7

I have a large table, but not huge (less than 2 million rows on aging hardware), and when adding a non-nullable column to an existing table, I usually follow the structure set out here to avoid problems with the script timing out when our database migrations run on deployment (FYI - This isn't a full text index problem).

So, in summary, I:

  • Alter the table and add the column as NULL and do not add a default constraint
  • Backfill the column in batches
  • Alter the table and change the column to be NOT NULL and add the default constraint

However, in the following case I want to add a new UNIQUEIDENTIFER column and fill it with NEWSEQUENTIALID() rather than NEWID() values.

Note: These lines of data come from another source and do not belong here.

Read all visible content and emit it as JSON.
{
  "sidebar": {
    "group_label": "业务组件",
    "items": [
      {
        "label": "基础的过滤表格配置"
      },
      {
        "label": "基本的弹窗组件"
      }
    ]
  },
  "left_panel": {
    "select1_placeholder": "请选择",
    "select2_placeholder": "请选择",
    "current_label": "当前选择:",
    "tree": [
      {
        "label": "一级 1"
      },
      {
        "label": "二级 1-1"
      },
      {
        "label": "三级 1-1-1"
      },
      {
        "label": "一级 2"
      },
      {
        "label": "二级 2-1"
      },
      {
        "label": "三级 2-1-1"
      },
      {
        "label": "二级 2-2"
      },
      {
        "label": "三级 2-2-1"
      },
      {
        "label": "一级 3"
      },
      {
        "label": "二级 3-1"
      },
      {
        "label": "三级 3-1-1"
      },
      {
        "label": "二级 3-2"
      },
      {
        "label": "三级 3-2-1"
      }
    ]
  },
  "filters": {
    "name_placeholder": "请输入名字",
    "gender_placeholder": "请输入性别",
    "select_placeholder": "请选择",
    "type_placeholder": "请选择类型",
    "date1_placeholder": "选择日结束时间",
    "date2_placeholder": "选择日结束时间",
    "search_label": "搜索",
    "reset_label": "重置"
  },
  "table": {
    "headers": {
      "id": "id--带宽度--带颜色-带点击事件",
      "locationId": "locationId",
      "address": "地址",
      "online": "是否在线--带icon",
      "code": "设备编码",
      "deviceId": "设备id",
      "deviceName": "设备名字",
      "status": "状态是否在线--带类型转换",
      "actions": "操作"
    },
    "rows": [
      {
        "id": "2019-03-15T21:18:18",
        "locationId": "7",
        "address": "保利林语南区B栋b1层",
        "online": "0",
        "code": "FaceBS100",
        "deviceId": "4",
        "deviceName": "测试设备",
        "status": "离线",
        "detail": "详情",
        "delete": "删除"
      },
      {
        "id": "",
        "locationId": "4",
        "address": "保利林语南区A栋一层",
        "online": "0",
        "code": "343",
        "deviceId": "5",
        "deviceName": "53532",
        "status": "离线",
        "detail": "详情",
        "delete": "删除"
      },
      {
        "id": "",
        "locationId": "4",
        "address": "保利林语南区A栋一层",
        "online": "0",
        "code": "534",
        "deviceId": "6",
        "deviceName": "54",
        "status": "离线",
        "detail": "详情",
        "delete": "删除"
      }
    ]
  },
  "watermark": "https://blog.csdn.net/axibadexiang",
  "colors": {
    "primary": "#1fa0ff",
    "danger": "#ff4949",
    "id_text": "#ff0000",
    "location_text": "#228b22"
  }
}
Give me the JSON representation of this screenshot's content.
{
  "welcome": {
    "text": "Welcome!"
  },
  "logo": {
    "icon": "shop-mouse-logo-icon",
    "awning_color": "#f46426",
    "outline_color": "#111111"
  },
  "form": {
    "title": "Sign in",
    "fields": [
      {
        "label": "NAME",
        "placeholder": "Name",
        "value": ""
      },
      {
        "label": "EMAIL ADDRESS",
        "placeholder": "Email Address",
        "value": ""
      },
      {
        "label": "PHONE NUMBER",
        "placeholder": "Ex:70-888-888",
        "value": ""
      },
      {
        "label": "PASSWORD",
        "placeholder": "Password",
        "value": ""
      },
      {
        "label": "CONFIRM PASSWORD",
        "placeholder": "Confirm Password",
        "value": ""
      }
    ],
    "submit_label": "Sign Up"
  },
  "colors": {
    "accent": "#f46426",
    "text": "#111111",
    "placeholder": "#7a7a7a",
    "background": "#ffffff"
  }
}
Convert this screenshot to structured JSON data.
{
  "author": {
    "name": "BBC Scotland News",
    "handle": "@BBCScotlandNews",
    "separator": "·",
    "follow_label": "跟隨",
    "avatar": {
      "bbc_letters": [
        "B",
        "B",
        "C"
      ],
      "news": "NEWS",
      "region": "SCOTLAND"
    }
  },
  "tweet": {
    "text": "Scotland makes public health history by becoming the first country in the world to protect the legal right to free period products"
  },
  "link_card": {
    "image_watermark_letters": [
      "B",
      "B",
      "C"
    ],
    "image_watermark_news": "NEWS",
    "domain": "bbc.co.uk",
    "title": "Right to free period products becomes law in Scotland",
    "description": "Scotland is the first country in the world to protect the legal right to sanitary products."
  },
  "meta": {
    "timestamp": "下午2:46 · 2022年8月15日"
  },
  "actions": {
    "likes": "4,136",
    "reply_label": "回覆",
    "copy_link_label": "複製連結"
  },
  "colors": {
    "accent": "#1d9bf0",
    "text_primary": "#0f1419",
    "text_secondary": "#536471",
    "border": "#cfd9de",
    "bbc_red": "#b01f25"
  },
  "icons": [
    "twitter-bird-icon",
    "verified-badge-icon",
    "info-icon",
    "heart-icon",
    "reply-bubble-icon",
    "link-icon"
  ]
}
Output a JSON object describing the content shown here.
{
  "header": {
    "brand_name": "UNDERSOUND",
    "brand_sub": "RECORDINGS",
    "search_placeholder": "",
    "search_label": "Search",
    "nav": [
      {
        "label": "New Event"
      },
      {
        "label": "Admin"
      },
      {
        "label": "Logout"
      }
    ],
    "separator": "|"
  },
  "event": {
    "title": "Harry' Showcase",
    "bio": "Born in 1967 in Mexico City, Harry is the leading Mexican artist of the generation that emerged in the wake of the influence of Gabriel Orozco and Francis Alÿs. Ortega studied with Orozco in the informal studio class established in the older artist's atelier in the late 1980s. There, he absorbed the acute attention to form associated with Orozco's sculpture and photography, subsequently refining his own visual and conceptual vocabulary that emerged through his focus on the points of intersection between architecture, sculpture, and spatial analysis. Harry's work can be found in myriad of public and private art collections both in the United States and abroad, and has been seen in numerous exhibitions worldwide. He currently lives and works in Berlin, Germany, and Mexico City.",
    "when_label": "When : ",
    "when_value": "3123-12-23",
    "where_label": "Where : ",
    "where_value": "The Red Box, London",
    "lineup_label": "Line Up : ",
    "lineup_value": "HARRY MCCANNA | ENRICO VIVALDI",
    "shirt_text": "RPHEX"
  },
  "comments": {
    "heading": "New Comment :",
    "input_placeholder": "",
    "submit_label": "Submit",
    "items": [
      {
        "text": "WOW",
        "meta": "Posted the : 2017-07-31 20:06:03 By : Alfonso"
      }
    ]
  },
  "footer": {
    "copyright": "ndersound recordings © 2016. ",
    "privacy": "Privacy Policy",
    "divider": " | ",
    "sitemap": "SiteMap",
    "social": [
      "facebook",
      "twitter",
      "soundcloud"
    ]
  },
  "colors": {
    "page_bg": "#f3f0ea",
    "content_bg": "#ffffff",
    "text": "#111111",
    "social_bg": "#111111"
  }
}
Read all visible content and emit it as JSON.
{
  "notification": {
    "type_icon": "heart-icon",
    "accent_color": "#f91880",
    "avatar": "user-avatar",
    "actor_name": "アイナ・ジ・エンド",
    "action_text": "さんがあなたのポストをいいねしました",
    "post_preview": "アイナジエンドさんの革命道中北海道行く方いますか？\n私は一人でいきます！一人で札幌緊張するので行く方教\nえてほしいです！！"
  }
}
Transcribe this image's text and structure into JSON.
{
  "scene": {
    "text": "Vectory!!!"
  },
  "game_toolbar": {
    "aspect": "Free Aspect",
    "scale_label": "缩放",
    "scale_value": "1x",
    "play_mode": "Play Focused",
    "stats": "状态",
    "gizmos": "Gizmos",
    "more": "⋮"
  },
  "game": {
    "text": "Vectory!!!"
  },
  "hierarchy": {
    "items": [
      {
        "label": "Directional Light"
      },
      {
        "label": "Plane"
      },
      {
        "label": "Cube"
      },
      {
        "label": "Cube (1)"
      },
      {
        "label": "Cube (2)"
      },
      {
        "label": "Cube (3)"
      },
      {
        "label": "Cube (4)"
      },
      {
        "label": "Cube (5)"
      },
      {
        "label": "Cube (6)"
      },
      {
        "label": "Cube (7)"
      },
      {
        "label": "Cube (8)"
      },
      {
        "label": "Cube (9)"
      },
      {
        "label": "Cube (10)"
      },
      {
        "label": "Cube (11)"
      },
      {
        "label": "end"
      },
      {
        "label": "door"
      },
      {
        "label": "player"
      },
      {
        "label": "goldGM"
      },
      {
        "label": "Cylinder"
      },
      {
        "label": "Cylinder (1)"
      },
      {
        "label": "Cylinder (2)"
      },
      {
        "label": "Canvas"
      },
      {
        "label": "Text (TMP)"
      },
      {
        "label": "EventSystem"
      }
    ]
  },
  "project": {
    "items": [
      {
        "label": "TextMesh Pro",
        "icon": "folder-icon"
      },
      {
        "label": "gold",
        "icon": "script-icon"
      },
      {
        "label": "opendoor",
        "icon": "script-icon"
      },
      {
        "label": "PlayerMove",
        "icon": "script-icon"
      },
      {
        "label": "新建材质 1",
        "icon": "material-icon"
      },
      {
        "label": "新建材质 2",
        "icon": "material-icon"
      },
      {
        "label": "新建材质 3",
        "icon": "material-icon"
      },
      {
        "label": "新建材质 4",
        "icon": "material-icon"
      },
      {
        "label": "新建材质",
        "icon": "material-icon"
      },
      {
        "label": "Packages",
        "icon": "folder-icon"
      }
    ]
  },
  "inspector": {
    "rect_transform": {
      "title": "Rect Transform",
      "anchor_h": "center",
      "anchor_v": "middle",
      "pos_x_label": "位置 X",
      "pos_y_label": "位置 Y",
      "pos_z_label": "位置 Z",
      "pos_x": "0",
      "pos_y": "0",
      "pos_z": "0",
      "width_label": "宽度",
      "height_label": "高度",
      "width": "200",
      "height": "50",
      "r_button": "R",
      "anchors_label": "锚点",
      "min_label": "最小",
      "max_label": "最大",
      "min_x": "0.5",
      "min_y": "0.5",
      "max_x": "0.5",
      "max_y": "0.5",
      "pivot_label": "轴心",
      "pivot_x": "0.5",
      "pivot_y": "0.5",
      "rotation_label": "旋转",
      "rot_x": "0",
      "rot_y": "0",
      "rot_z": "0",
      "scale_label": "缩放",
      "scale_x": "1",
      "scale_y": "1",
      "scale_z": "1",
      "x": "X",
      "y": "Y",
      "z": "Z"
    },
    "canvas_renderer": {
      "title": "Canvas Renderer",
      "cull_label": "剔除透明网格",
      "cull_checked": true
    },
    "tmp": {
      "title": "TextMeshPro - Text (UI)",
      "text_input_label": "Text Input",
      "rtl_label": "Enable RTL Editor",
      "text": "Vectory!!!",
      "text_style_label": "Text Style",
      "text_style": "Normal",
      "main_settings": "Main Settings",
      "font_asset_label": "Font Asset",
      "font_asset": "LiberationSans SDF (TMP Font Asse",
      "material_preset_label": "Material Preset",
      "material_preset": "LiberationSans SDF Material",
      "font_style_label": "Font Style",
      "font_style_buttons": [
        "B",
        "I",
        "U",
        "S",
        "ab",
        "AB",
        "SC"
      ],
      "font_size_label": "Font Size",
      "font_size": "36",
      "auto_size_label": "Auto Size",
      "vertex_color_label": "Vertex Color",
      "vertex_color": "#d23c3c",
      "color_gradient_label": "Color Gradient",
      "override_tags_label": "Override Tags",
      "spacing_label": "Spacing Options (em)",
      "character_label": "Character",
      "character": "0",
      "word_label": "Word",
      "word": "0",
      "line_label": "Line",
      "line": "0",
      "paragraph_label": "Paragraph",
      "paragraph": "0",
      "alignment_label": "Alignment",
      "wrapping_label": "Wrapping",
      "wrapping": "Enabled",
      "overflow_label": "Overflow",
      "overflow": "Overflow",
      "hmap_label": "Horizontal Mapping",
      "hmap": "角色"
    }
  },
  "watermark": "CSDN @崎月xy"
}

Without running in batches, my script would look like this:

IF NOT EXISTS (
    SELECT NULL FROM INFORMATION_SCHEMA.COLUMNS 
    WHERE TABLE_NAME = 'Invoice' 
    AND COLUMN_NAME = 'InternalId')
BEGIN
    ALTER TABLE Invoice 
        ADD InternalId UNIQUEIDENTIFIER NOT NULL 
        CONSTRAINT [DF_Invoice_InternalId] DEFAULT (NEWSEQUENTIALID())
END
GO

However if I split this up into batches, and attempt to fill the nullable InternalId with the following:

IF NOT EXISTS (
    SELECT NULL FROM INFORMATION_SCHEMA.COLUMNS 
    WHERE TABLE_NAME = 'Invoice' 
    AND COLUMN_NAME = 'InternalId')
BEGIN
    ALTER TABLE Invoice 
        ADD InternalId UNIQUEIDENTIFIER NULL
END

DECLARE @MaxId INT, @LoopStart INT, @LoopEnd INT, @LoopSize INT = 50000 SELECT @MaxId = MAX(InvoiceId) FROM Invoice SELECT @LoopStart = MIN(InvoiceId) FROM Invoice SET @LoopEnd = @LoopStart + @LoopSize

PRINT 'Updating InternalIds to a new GUID' WHILE @LoopStart <= @MaxId BEGIN -- update internal id UPDATE I SET InternalId = NEWSEQUENTIALID() FROM Invoice I WHERE I.InvoiceId BETWEEN @LoopStart AND @LoopEnd

SET @LoopStart = @LoopEnd + 1
SET @LoopEnd = @LoopEnd + @LoopSize

END

IF EXISTS ( SELECT NULL FROM INFORMATION_SCHEMA.COLUMNS WHERE TABLE_NAME = 'Invoice' AND COLUMN_NAME = 'InternalId' AND IS_NULLABLE = 'YES') BEGIN ALTER TABLE Invoice ALTER COLUMN InternalId UNIQUEIDENTIFIER NOT NULL END

IF NOT EXISTS (SELECT NULL FROM sys.objects WHERE name = 'DF_Invoice_InternalId') BEGIN ALTER TABLE Invoice ADD CONSTRAINT [DF_Invoice_InternalId]
DEFAULT ((NEWSEQUENTIALID())) FOR [InternalId] END

I get the following error:

Msg 302, Level 16, State 0, Line 40 The newsequentialid() built-in function can only be used in a DEFAULT expression for a column of type 'uniqueidentifier' in a CREATE TABLE or ALTER TABLE statement. It cannot be combined with other operators to form a complex scalar expression.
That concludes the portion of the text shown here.